La sélection de Donc Acte !

Donc Acte ! ne suit pas l'actualité cinéma à la loupe. Donc Acte !, qui s'est intitulé Le cinéphobe pendant une courte période, n'a pas pour passe-temps de visionner des pelloches de cinoche. Donc Acte ! ne va pas souvent voir une œuvre en salles. L'envie est rare. Le plaisir est d'autant plus intense lorsque je suis satisfait par une rencontre du 7ème art. Certains films m'inspirent des réflexions ; c'est ce que je souhaite partager. Je ne propose pas de thèses et il m'arrive de gâcher les histoires en racontant la fin. Vu que je ne mets pas ce qui a été fait de l'invention des frères Lumière sur un piédestal et que je suis des fois moqueur, Donc Acte ! peut ne pas plaire.

vendredi 10 février 2012

Super

S'il-te-plaît, chérie, ne me quitte pas pour un dealer de drogues

Si toi aussi, tu rêves de te faire draguer par une femme facile ayant l'air d'une adolescente, habille-toi en rouge

La liste d'arguments de poids pour mater Super de James Gunn, DTV (direct to video) en France, est longue comme le bras. Je me suis arrêté à l'un des plus frappants pour introduire cette pelloche. Si, comme moi, Juno (dont je ne citerais ni la date de fabrication ni le nom du réal) vous a mis au supplice et vous a insufflé l'envie de promulguer le retour en force des ceintures de chasteté afin que plus personne n'ait l'idée d'écrire et de réaliser d'interminables purges pareilles promues par le festival du film de Sundance ... si, comme moi, vous avez été traumatisé par Juno au point de maudire la série MTV culte Daria pour avoir ouvert une brèche dans l'utilisation d'un ton désabusé de narrateur ... si, comme moi, Juno vous a donné envie d'instituer certaines taxes très couteuses de douane pour avoir une bonne excuse de ne plus importer ce genre de merdes, ce Super vous fera oublier Juno une bonne fois pour toutes. James Gunn joue à merveille des codes du super-héros, du vigilante et du cinéma sundancien notamment en réutilisant Ellen Page dans un rôle de chienne lubrique qui veut buter son petit monde.

A part cela, Super s'en prend ouvertement à la règle (chère au cinéma américain) du citoyen qui se prend pour un super héros dès qu'il règle les comptes, au nom de la justice, et pas au nom de son ego de merde de larmoyant foireux, à grands coups de fusils à pompe.
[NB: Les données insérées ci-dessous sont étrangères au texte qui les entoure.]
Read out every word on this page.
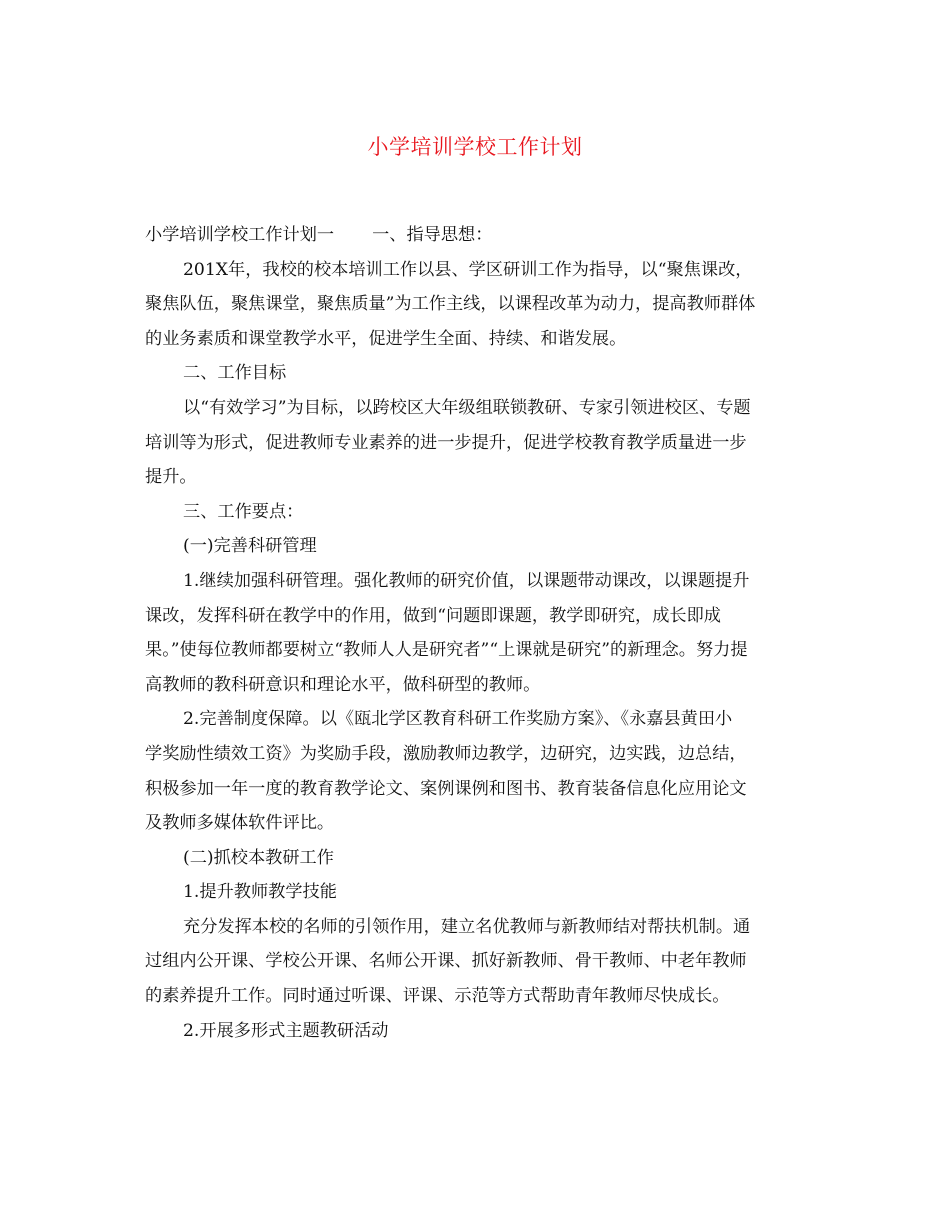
小学培训学校工作计划

小学培训学校工作计划一 一、指导思想：

201X年，我校的校本培训工作以县、学区研训工作为指导，以“聚焦课改，
聚焦队伍，聚焦课堂，聚焦质量”为工作主线，以课程改革为动力，提高教师群体
的业务素质和课堂教学水平，促进学生全面、持续、和谐发展。

二、工作目标

以“有效学习”为目标，以跨校区大年级组联锁教研、专家引领进校区、专题
培训等为形式，促进教师专业素养的进一步提升，促进学校教育教学质量进一步
提升。

三、工作要点：

(一)完善科研管理

1.继续加强科研管理。强化教师的研究价值，以课题带动课改，以课题提升
课改，发挥科研在教学中的作用，做到“问题即课题，教学即研究，成长即成
果。”使每位教师都要树立“教师人人是研究者”“上课就是研究”的新理念。努力提
高教师的教科研意识和理论水平，做科研型的教师。

2.完善制度保障。以《瓯北学区教育科研工作奖励方案》、《永嘉县黄田小
学奖励性绩效工资》为奖励手段，激励教师边教学，边研究，边实践，边总结，
积极参加一年一度的教育教学论文、案例课例和图书、教育装备信息化应用论文
及教师多媒体软件评比。

(二)抓校本教研工作

1.提升教师教学技能

充分发挥本校的名师的引领作用，建立名优教师与新教师结对帮扶机制。通
过组内公开课、学校公开课、名师公开课、抓好新教师、骨干教师、中老年教师
的素养提升工作。同时通过听课、评课、示范等方式帮助青年教师尽快成长。

2.开展多形式主题教研活动
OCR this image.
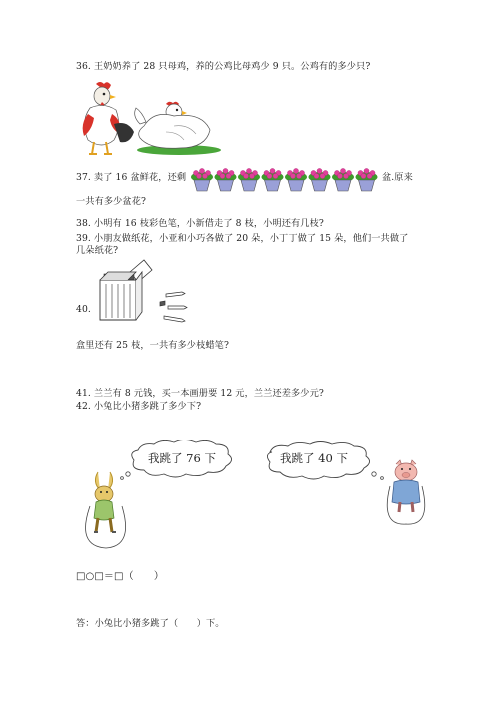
36. 王奶奶养了 28 只母鸡，养的公鸡比母鸡少 9 只。公鸡有的多少只?
37. 卖了 16 盆鲜花，还剩	盆.原来
一共有多少盆花?
38. 小明有 16 枝彩色笔，小新借走了 8 枝，小明还有几枝?
39. 小朋友做纸花，小亚和小巧各做了 20 朵，小丁丁做了 15 朵，他们一共做了
几朵纸花?
40.
盒里还有 25 枝，一共有多少枝蜡笔?
41. 兰兰有 8 元钱，买一本画册要 12 元，兰兰还差多少元?
42. 小兔比小猪多跳了多少下?
我跳了 76 下	我跳了 40 下
□○□＝□（　　）
答：小兔比小猪多跳了（　　）下。
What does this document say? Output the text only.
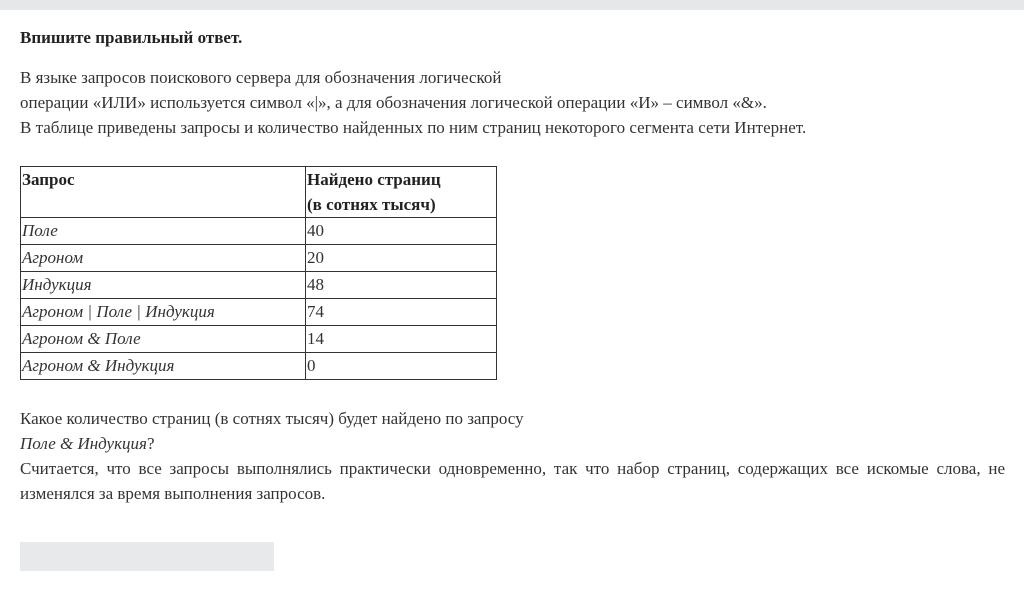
Впишите правильный ответ.

В языке запросов поискового сервера для обозначения логической

операции «ИЛИ» используется символ «|», а для обозначения логической операции «И» – символ «&».

В таблице приведены запросы и количество найденных по ним страниц некоторого сегмента сети Интернет.

Запрос	Найдено страниц
(в сотнях тысяч)
Поле	40
Агроном	20
Индукция	48
Агроном | Поле | Индукция	74
Агроном & Поле	14
Агроном & Индукция	0

Какое количество страниц (в сотнях тысяч) будет найдено по запросу

Поле & Индукция?

Считается, что все запросы выполнялись практически одновременно, так что набор страниц, содержащих все искомые слова, не изменялся за время выполнения запросов.
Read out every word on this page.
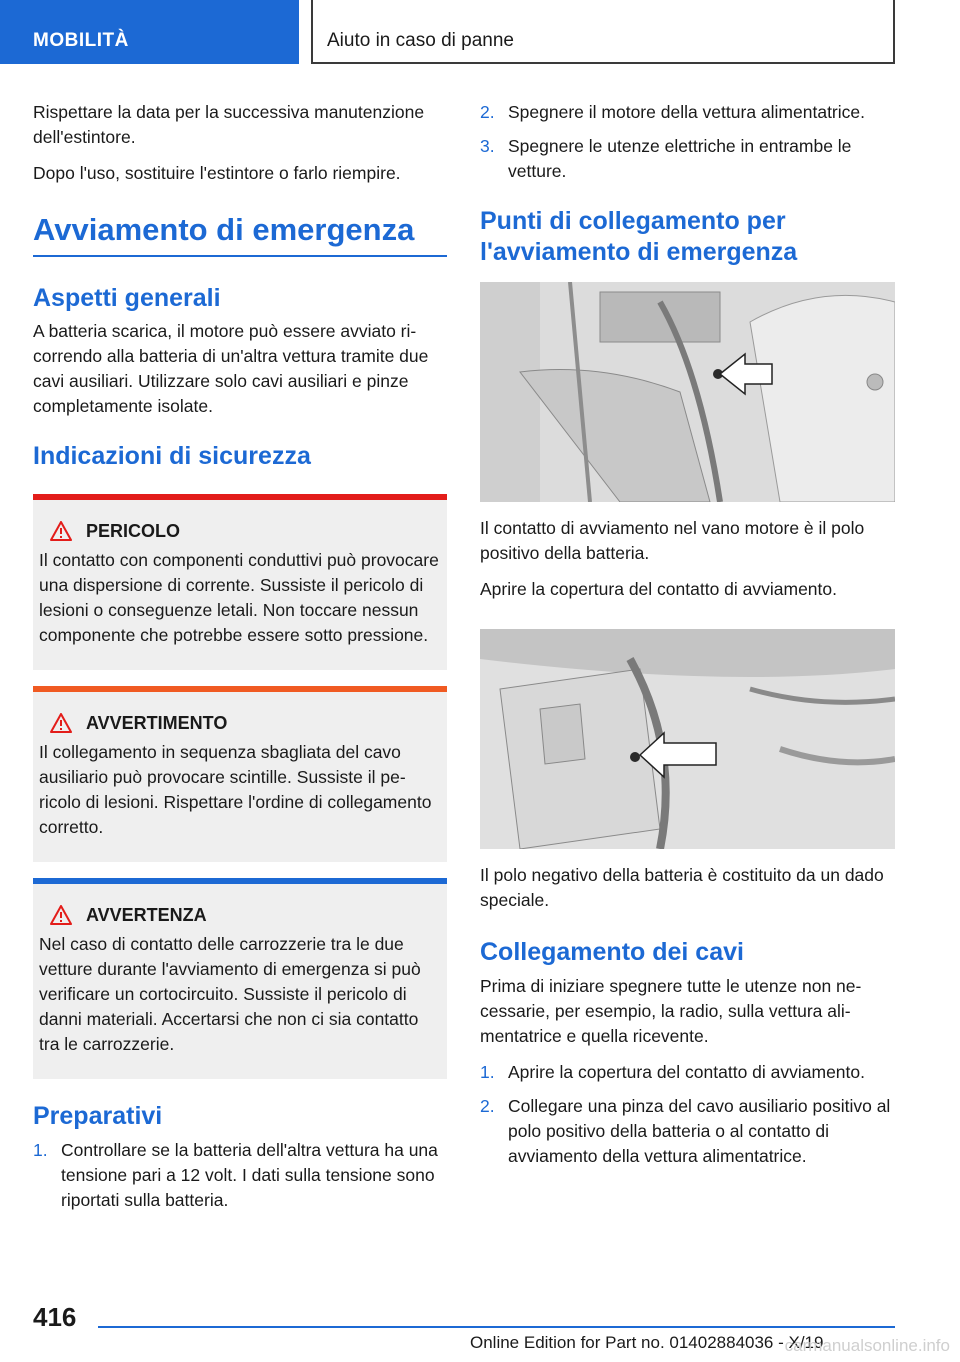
MOBILITÀ	Aiuto in caso di panne

Rispettare la data per la successiva manutenzione dell'estintore.

Dopo l'uso, sostituire l'estintore o farlo riempire.

Avviamento di emergenza
Aspetti generali

A batteria scarica, il motore può essere avviato ricorrendo alla batteria di un'altra vettura tramite due cavi ausiliari. Utilizzare solo cavi ausiliari e pinze completamente isolate.

Indicazioni di sicurezza
PERICOLO

Il contatto con componenti conduttivi può provocare una dispersione di corrente. Sussiste il pericolo di lesioni o conseguenze letali. Non toccare nessun componente che potrebbe essere sotto pressione.

AVVERTIMENTO

Il collegamento in sequenza sbagliata del cavo ausiliario può provocare scintille. Sussiste il pericolo di lesioni. Rispettare l'ordine di collegamento corretto.

AVVERTENZA

Nel caso di contatto delle carrozzerie tra le due vetture durante l'avviamento di emergenza si può verificare un cortocircuito. Sussiste il pericolo di danni materiali. Accertarsi che non ci sia contatto tra le carrozzerie.

Preparativi
1. Controllare se la batteria dell'altra vettura ha una tensione pari a 12 volt. I dati sulla tensione sono riportati sulla batteria.
2. Spegnere il motore della vettura alimentatrice.
3. Spegnere le utenze elettriche in entrambe le vetture.
Punti di collegamento per l'avviamento di emergenza

Il contatto di avviamento nel vano motore è il polo positivo della batteria.

Aprire la copertura del contatto di avviamento.

Il polo negativo della batteria è costituito da un dado speciale.

Collegamento dei cavi

Prima di iniziare spegnere tutte le utenze non necessarie, per esempio, la radio, sulla vettura alimentatrice e quella ricevente.

1. Aprire la copertura del contatto di avviamento.
2. Collegare una pinza del cavo ausiliario positivo al polo positivo della batteria o al contatto di avviamento della vettura alimentatrice.
416
Online Edition for Part no. 01402884036 - X/19
carmanualsonline.info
Super, James Gunn, 2010, USA.

Rainn Wilson, le crédule Dwight de NBC's The Office, incarne Frank D'Arbo, un cuistot d'un bouiboui. Il hante le sous-ventre de la société leadeuse mondiale de consommation. Du coup, il représente tout ce que les USA se cachent et dissimulent au monde entier : des individus sans pouvoir d'achat largués au niveau émotionnel et idéal qui se trouvent des raisons de vivre provisoires pour ne pas souffrir de la solitude et de l'ennui. Même les ghettos sont glamour à côté du cadre de l'action de Super.

Troma like, ce Super est un outil filmique bien barré déconstruisant la vengeance par le ridicule sur un mari dont la femme est partie avec un dealer de drogues. Sous des allures de super-héros, le cuisinier joue au régleur de comptes afin de récupérer l'amour de sa vie. C'est alors que le mélange des genres s'opèrent pour donner lieu à du super-vigilante. Le personnage principal croit embrasser la justice à bras le corps mais il se vide de toutes ses frustrations. Du coup, les violences qu'il inflige font mal. Entre pitié pour Frank et pour ses victimes, j'ai été donc pris entre deux chaises bien inconfortables qui m'ont rappelé que le cinéma n'a pas à nous brosser dans le sens du poil pour que l'on apprécie une pelloche.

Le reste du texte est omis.